Sliding Down a Sliding Half-Cylinder

Is this not extremely overrated?

At the point when the ramp has moved $X$ to the left, and the radial line from the box to the centre of the ramp makes an angle $\theta$ with the vertical, the box will have moved a distance $-X + \sin\theta$ to the right. Thus the horizontal coordinate of the centre of mass of the system (relative to the initial position of the box) will be $\tfrac{1}{3M}\big[-2MX + M(-X + \sin\theta)\big] \; = \; -X + \tfrac13\sin\theta$ Since the only forces acting on the block and ramp are either internal or vertical, the horizontal coordinate of the centre of mass remains constant, and hence $X = \tfrac13\sin\theta$ . When the block hits the ground, $\theta = \tfrac12\pi$ , and so $X = \boxed{\tfrac13}$ .
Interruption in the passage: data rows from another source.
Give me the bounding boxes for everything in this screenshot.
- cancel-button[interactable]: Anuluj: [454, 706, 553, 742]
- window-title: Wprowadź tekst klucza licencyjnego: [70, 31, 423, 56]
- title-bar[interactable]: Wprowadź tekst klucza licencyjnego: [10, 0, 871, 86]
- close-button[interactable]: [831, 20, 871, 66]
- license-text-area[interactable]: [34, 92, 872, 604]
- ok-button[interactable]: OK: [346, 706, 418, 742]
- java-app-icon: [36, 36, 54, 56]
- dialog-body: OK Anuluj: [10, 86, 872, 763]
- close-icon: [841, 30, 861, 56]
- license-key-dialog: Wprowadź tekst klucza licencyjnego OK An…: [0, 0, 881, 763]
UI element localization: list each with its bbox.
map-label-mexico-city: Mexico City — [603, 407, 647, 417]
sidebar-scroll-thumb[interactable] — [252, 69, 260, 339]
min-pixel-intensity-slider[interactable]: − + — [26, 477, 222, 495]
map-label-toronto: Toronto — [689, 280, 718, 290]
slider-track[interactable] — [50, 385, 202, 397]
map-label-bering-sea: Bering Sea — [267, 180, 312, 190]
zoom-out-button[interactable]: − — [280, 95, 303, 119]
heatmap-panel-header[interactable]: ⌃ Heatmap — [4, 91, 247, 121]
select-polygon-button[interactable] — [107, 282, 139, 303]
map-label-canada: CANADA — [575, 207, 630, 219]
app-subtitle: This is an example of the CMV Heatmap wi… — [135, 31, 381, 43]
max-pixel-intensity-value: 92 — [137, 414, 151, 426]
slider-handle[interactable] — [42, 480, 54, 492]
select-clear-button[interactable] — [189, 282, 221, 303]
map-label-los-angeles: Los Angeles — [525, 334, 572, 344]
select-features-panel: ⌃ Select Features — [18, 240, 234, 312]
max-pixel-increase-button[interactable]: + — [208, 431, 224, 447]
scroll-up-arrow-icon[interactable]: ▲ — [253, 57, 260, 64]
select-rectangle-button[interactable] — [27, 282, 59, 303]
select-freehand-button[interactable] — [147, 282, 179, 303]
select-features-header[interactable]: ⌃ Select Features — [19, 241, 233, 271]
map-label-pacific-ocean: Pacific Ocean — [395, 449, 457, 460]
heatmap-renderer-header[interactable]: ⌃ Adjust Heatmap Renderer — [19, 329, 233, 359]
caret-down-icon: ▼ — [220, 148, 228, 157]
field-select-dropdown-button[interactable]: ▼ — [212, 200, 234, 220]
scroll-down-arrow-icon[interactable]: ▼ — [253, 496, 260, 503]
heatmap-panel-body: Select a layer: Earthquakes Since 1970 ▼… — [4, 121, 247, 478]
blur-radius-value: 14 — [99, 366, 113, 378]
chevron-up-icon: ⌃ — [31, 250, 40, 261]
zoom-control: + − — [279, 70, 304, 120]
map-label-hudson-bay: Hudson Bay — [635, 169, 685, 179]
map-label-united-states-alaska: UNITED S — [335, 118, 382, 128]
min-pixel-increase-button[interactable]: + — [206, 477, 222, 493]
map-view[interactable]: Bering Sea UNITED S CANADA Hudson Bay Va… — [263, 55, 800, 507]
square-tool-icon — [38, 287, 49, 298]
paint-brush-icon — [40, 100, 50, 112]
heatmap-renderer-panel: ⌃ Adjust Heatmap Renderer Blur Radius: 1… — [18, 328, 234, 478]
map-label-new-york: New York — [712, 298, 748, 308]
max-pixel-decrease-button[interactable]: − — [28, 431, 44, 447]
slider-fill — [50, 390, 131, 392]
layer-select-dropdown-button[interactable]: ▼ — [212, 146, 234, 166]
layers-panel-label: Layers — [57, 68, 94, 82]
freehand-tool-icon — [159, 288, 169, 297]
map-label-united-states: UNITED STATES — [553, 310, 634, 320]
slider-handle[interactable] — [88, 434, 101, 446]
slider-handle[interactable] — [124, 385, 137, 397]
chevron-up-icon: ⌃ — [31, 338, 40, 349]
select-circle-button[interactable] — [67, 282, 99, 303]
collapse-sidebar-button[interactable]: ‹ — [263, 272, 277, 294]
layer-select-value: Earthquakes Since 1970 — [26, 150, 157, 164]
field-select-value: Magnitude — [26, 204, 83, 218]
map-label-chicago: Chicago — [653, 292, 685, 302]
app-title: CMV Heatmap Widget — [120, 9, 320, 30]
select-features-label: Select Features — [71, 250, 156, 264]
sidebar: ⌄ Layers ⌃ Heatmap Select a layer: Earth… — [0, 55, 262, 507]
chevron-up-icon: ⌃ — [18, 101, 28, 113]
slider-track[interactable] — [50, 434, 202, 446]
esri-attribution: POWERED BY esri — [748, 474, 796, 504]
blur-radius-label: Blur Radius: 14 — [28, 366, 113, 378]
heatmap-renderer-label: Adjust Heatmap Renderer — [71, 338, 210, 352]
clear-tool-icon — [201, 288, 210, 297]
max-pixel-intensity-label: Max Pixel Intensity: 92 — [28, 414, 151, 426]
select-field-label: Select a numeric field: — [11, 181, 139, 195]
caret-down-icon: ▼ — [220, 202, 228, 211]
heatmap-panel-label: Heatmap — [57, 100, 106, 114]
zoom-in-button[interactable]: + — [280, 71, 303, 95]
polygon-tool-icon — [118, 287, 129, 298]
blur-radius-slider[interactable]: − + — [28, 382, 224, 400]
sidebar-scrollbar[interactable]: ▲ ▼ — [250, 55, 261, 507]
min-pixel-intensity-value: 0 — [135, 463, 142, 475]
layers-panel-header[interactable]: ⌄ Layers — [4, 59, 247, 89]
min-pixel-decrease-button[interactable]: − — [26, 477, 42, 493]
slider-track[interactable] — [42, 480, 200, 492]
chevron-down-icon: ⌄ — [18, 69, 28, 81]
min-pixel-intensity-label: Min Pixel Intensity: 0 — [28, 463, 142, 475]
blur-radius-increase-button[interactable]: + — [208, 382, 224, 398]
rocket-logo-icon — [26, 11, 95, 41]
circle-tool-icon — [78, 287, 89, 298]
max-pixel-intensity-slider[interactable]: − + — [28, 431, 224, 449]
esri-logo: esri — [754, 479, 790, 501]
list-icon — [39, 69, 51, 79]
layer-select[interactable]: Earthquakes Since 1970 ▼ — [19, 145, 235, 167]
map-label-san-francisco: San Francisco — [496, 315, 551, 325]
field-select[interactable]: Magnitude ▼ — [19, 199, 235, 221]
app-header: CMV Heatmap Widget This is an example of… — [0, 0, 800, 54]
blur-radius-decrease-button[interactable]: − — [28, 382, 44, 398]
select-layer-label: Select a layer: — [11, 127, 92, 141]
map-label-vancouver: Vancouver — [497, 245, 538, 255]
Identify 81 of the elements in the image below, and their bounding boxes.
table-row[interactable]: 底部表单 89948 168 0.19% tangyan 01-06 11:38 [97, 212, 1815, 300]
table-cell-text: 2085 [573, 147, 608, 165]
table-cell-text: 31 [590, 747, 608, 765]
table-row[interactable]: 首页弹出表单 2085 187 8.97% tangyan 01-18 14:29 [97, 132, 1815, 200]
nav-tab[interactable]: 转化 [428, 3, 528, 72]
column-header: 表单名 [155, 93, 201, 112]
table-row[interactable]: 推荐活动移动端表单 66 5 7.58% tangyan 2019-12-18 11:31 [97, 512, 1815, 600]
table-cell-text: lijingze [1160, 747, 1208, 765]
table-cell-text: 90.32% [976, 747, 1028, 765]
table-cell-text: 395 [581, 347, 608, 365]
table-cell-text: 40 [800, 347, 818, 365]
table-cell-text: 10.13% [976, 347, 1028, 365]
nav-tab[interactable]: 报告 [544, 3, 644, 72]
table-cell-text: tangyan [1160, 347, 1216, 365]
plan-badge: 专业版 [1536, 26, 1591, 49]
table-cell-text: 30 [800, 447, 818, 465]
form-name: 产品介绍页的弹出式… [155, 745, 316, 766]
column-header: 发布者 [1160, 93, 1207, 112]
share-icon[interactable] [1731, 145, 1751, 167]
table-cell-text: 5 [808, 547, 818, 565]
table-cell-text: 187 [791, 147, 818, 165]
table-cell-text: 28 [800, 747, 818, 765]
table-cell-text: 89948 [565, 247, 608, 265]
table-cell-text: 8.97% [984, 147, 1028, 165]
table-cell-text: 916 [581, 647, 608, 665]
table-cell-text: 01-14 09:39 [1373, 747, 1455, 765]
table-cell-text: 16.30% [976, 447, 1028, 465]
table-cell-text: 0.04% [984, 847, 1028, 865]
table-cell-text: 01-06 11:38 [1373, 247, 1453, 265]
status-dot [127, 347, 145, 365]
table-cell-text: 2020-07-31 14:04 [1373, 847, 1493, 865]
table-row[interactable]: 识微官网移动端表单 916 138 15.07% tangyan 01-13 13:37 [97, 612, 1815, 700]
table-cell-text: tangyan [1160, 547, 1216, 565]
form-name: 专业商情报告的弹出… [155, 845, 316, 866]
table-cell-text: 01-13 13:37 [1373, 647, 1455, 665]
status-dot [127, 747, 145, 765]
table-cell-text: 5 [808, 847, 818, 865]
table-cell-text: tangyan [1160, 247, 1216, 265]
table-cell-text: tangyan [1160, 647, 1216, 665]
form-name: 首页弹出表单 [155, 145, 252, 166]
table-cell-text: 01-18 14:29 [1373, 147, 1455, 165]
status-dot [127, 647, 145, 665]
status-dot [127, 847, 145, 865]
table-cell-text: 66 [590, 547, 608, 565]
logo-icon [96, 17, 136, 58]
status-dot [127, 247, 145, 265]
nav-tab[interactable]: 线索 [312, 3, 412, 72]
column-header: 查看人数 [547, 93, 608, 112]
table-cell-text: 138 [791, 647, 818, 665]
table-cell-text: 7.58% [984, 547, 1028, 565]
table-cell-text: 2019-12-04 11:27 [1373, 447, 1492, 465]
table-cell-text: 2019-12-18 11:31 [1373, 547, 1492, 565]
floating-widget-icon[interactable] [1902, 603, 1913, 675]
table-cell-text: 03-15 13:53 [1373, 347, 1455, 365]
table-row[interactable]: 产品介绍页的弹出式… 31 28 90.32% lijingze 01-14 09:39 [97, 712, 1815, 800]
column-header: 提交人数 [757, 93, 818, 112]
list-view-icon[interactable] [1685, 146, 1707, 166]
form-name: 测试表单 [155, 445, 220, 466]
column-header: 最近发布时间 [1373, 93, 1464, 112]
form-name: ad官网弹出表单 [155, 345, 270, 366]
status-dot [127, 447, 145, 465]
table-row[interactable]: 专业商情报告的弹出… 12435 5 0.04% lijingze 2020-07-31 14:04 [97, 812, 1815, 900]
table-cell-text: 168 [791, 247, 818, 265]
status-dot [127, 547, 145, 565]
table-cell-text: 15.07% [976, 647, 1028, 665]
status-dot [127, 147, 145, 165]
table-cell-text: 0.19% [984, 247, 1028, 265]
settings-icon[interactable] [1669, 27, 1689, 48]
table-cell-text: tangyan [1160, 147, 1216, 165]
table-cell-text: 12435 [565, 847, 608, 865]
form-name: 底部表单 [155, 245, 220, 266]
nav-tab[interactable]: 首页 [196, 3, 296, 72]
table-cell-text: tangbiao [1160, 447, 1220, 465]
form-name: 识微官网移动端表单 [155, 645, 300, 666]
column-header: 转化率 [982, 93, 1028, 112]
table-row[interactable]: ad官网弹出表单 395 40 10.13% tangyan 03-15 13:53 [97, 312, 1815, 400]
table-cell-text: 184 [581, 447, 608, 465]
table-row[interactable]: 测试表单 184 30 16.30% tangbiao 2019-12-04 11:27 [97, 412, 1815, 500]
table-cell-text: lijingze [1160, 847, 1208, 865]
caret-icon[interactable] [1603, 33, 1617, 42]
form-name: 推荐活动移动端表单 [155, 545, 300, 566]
In the horizontal direction the center of mass does not move (no external forces in this direction). Let us compare the initial and final states, selecting a system of reference so that initially the center of mass is at $x=0$ . In the final state the sphere moves to the left by $-x_0$ and the mass moves to the right by $R-x_0$ , so that it stays on the surface of the sphere. The center of mass is at $[-2Mx_0+M(R-x_0)]/3M =0$ . This yields $x=0.333m$ .